4. Calculate Area of Triangle ABD: Since AD is a median, it divides triangle ABC into two triangles of equal area: $\Delta ABD$ and $\Delta ACD$. Therefore, Area($\Delta ABC$) = 2 * Area($\Delta ABD$). The area of $\Delta ABD$ can be calculated using the formula: Area = (1/2) * product of two sides * sine of the included angle.

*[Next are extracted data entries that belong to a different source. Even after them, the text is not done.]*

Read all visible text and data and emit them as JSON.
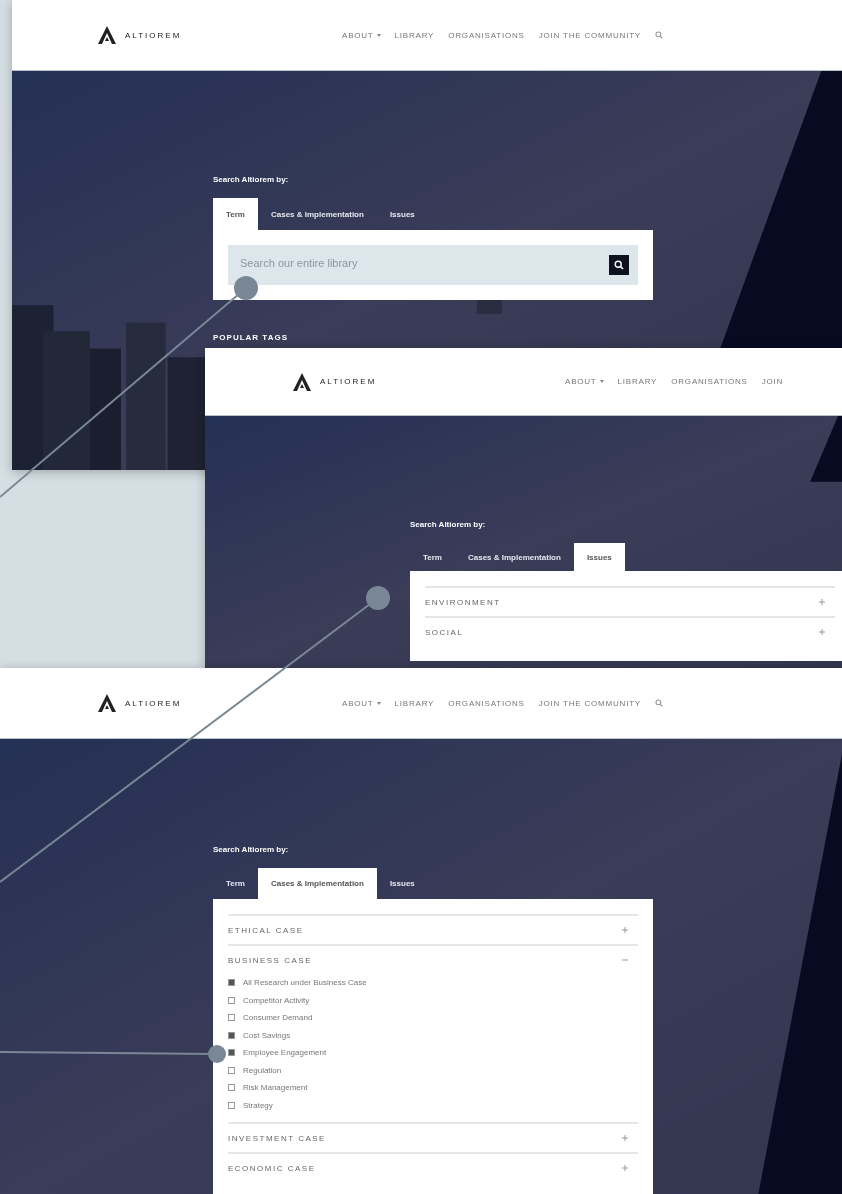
{
  "screens": [
    {
      "kind": "search",
      "logo": "ALTIOREM",
      "nav": [
        {
          "label": "ABOUT",
          "dropdown": true
        },
        {
          "label": "LIBRARY",
          "dropdown": false
        },
        {
          "label": "ORGANISATIONS",
          "dropdown": false
        },
        {
          "label": "JOIN THE COMMUNITY",
          "dropdown": false
        }
      ],
      "search_button": true,
      "heading": "Search Altiorem by:",
      "tabs": [
        {
          "label": "Term",
          "selected": true
        },
        {
          "label": "Cases & Implementation",
          "selected": false
        },
        {
          "label": "Issues",
          "selected": false
        }
      ],
      "search": {
        "placeholder": "Search our entire library"
      },
      "section_label": "POPULAR TAGS"
    },
    {
      "kind": "accordion",
      "logo": "ALTIOREM",
      "nav": [
        {
          "label": "ABOUT",
          "dropdown": true
        },
        {
          "label": "LIBRARY",
          "dropdown": false
        },
        {
          "label": "ORGANISATIONS",
          "dropdown": false
        },
        {
          "label": "JOIN",
          "dropdown": false
        }
      ],
      "search_button": false,
      "heading": "Search Altiorem by:",
      "tabs": [
        {
          "label": "Term",
          "selected": false
        },
        {
          "label": "Cases & Implementation",
          "selected": false
        },
        {
          "label": "Issues",
          "selected": true
        }
      ],
      "sections": [
        {
          "label": "ENVIRONMENT",
          "expanded": false
        },
        {
          "label": "SOCIAL",
          "expanded": false
        }
      ]
    },
    {
      "kind": "accordion",
      "logo": "ALTIOREM",
      "nav": [
        {
          "label": "ABOUT",
          "dropdown": true
        },
        {
          "label": "LIBRARY",
          "dropdown": false
        },
        {
          "label": "ORGANISATIONS",
          "dropdown": false
        },
        {
          "label": "JOIN THE COMMUNITY",
          "dropdown": false
        }
      ],
      "search_button": true,
      "heading": "Search Altiorem by:",
      "tabs": [
        {
          "label": "Term",
          "selected": false
        },
        {
          "label": "Cases & Implementation",
          "selected": true
        },
        {
          "label": "Issues",
          "selected": false
        }
      ],
      "sections": [
        {
          "label": "ETHICAL CASE",
          "expanded": false
        },
        {
          "label": "BUSINESS CASE",
          "expanded": true,
          "items": [
            {
              "label": "All Research under Business Case",
              "checked": true
            },
            {
              "label": "Competitor Activity",
              "checked": false
            },
            {
              "label": "Consumer Demand",
              "checked": false
            },
            {
              "label": "Cost Savings",
              "checked": true
            },
            {
              "label": "Employee Engagement",
              "checked": true
            },
            {
              "label": "Regulation",
              "checked": false
            },
            {
              "label": "Risk Management",
              "checked": false
            },
            {
              "label": "Strategy",
              "checked": false
            }
          ]
        },
        {
          "label": "INVESTMENT CASE",
          "expanded": false
        },
        {
          "label": "ECONOMIC CASE",
          "expanded": false
        }
      ]
    }
  ]
}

Area($\Delta ABD$) = (1/2) * AB * AD * sin($\angle DAB$) Substitute the known values: AB = $\frac{16}{3\sqrt{3}}$, AD = 4, and $\angle DAB = \frac{\pi}{6}$. Area($\Delta ABD$) = (1/2) * ($\frac{16}{3\sqrt{3}}$) * 4 * sin($\frac{\pi}{6}$) Area($\Delta ABD$) = (1/2) * ($\frac{16}{3\sqrt{3}}$) * 4 * (1/2) Area($\Delta ABD$) = (1/2) * ($\frac{16}{3\sqrt{3}}$) * 2 Area($\Delta ABD$) = $\frac{16}{3\sqrt{3}}$.

5. Calculate Area of Triangle ABC: Area($\Delta ABC$) = 2 * Area($\Delta ABD$) Area($\Delta ABC$) = 2 * ($\frac{16}{3\sqrt{3}}$) Area($\Delta ABC$) = $\frac{32}{3\sqrt{3}}$.

6. Rationalize the Denominator: To rationalize the denominator, multiply the numerator and denominator by $\sqrt{3}$: Area($\Delta ABC$) = ($\frac{32}{3\sqrt{3}}$) * ($\frac{\sqrt{3}}{\sqrt{3}}$) Area($\Delta ABC$) = $\frac{32\sqrt{3}}{3 * 3}$ Area($\Delta ABC$) = $\frac{32\sqrt{3}}{9}$.